Berezovsky first ‘fell in love’ with Dorenko while recovering from an attempted assassination in 1994, when his Mercedes was blown up. From his hospital bed he watched Dorenko telling the audience that, although there was nothing wrong with oligarchs blowing each other up, it would be better if they found a special area for doing this, so that ordinary people would not get hurt.

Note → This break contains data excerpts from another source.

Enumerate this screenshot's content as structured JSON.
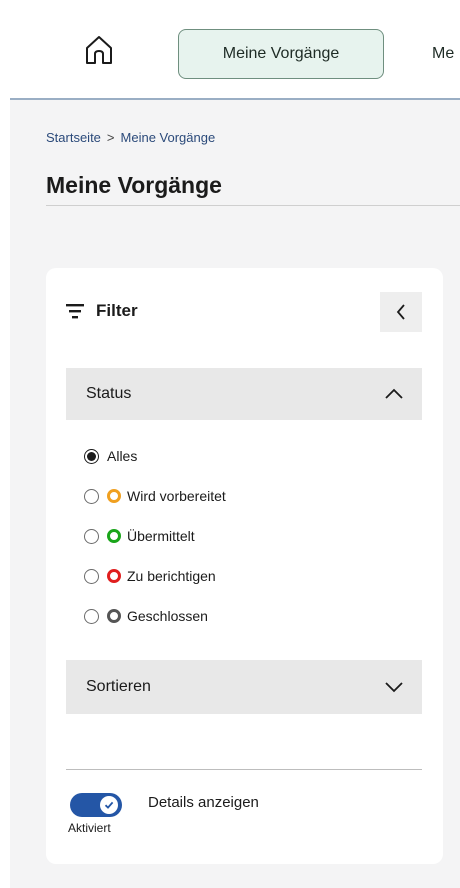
{
  "nav": {
    "home_icon": "home-icon",
    "active_label": "Meine Vorgänge",
    "next_label_partial": "Me"
  },
  "breadcrumb": {
    "home": "Startseite",
    "separator": ">",
    "current": "Meine Vorgänge"
  },
  "page": {
    "title": "Meine Vorgänge"
  },
  "filter": {
    "title": "Filter",
    "filter_icon": "filter-icon",
    "collapse_icon": "chevron-left-icon",
    "status": {
      "label": "Status",
      "expanded": true,
      "options": [
        {
          "label": "Alles",
          "checked": true,
          "ring_color": null
        },
        {
          "label": "Wird vorbereitet",
          "checked": false,
          "ring_color": "#f0a020"
        },
        {
          "label": "Übermittelt",
          "checked": false,
          "ring_color": "#1aa51a"
        },
        {
          "label": "Zu berichtigen",
          "checked": false,
          "ring_color": "#e01e1e"
        },
        {
          "label": "Geschlossen",
          "checked": false,
          "ring_color": "#555555"
        }
      ]
    },
    "sort": {
      "label": "Sortieren",
      "expanded": false
    }
  },
  "details_toggle": {
    "label": "Details anzeigen",
    "state_label": "Aktiviert",
    "on": true
  },
  "colors": {
    "accent": "#2456a6",
    "nav_active_bg": "#e7f3ee",
    "nav_active_border": "#6f8f7f"
  }
}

Berezovsky then went to see Dorenko in his office. Dorenko said he was busy. Berezovsky waited for a while, was fed some watermelon by Dorenko’s assistant and left without seeing his ‘hero’. ‘Why should I’ve seen him? He was just an oligarch,’ Dorenko recalled.25 Dorenko’s ‘stunt’ of not seeing Berezovsky only strengthened Berezovsky’s appreciation of Dorenko’s showmanship. When they finally met, in a Japanese restaurant in the monstrous Rossiya Hotel opposite the Kremlin, Berezovsky offered Dorenko the job of presenting the country’s main television news programme, Vremya. ‘In the middle of the conversation he ran to the Kremlin to clear my appointment with the administration.’26

Berezovsky loved Dorenko’s style. ‘I am a big fan of Dorenko. I think he is an outstanding journalist… I watch him not as a political analyst – I don’t need to. I watch it as a brilliant show in which my point of view coincides with his. The form is particularly important to me. I can’t read books written in poor language. But I can read books about nothing that are written in brilliant language,’ Berezovsky said in an interview at the time.27 Dorenko said Berezovsky would call him after every other programme. ‘He always started the conversation by saying, “You are a genius”. He then quoted lengthy passages from my own programme back to me.’28

Dorenko was a Russian version of America’s Rush Limbaugh – a right-wing tyro who moved seamlessly between earnest lecture and political vaudeville. Presenting the Vremya programme in 1997–8, Dorenko transformed it into a show of damning revelations, a sermon turned inside out. It lowered the tone, agitated and inspired outrage and hatred, but most importantly it captivated the audience and removed taboos. He did not appeal to reason, like Kiselev did. He penetrated people’s minds through sensations, repeating evocative words and phrases, heavily rolling his ‘Rs’ when talking about ‘Russia’ or ‘betrayal’, modulating his voice in bemusement, juggling words and showing images that conjured up associations even if they had no direct relevance to the subject. Facts were irrelevant.